Hard as it may be for some in the skeptics movement to believe, I’m sure there will be skeptics in good standing who vote Republican, Democrat, and otherwise next week. All of them—and the rest of you—will end up with some ungainly policy package deal afterwards that will almost certainly not match their political hearts’ desires.

One big question on skeptics’ minds may be whether Trump (who had a minor personality clash with magician, arch skeptic, and Randi acolyte Penn Jillette several TV seasons ago, as it happens) is more like an evil fake magician, constantly claiming to possess miraculous powers that don’t exist and would be harmful if they did, or like a debunker of the irrational reverence that clung to government and politics before he came along—before he arrived to render it all ridiculous and insult its traditional practitioners, the real flim-flam artists.
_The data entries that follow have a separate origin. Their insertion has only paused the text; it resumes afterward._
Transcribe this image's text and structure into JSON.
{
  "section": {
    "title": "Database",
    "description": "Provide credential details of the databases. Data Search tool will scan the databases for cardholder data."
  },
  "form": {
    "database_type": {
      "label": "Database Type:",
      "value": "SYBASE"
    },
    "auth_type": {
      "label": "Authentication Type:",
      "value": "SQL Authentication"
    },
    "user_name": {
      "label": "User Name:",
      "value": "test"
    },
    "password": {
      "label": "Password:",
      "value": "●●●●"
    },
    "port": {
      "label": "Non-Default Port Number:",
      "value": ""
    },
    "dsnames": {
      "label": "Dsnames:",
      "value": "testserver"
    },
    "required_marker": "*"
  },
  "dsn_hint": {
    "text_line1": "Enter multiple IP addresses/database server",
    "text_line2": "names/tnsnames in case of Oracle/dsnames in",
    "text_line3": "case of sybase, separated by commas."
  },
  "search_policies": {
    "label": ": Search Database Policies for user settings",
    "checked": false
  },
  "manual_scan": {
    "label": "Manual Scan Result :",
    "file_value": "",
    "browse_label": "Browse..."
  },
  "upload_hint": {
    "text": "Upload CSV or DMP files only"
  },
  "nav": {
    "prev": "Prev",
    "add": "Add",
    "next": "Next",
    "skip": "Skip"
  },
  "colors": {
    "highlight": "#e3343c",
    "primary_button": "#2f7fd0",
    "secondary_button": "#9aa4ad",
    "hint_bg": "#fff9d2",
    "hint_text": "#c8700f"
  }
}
I’m sure some people I know will vote for Trump and some against him, but as with specific empirical claims about the natural world, I’ll gauge my kinship to them less by where they come down than by the rational process that got them there. If, say, they vote for Trump, do they like him because they see him as an authoritarian influence or an anarchist one, a corrosively sadistic and skilled liar or a relatively harmless showman surrounded by real criminals?

I’ll say this much for him: If he goes away, I hope we don’t fall back into the old, comforting, non-skeptical habit of thinking the political and media establishments deserve to be taken seriously, have our best interests at heart, and know what they’re doing, like a loving God.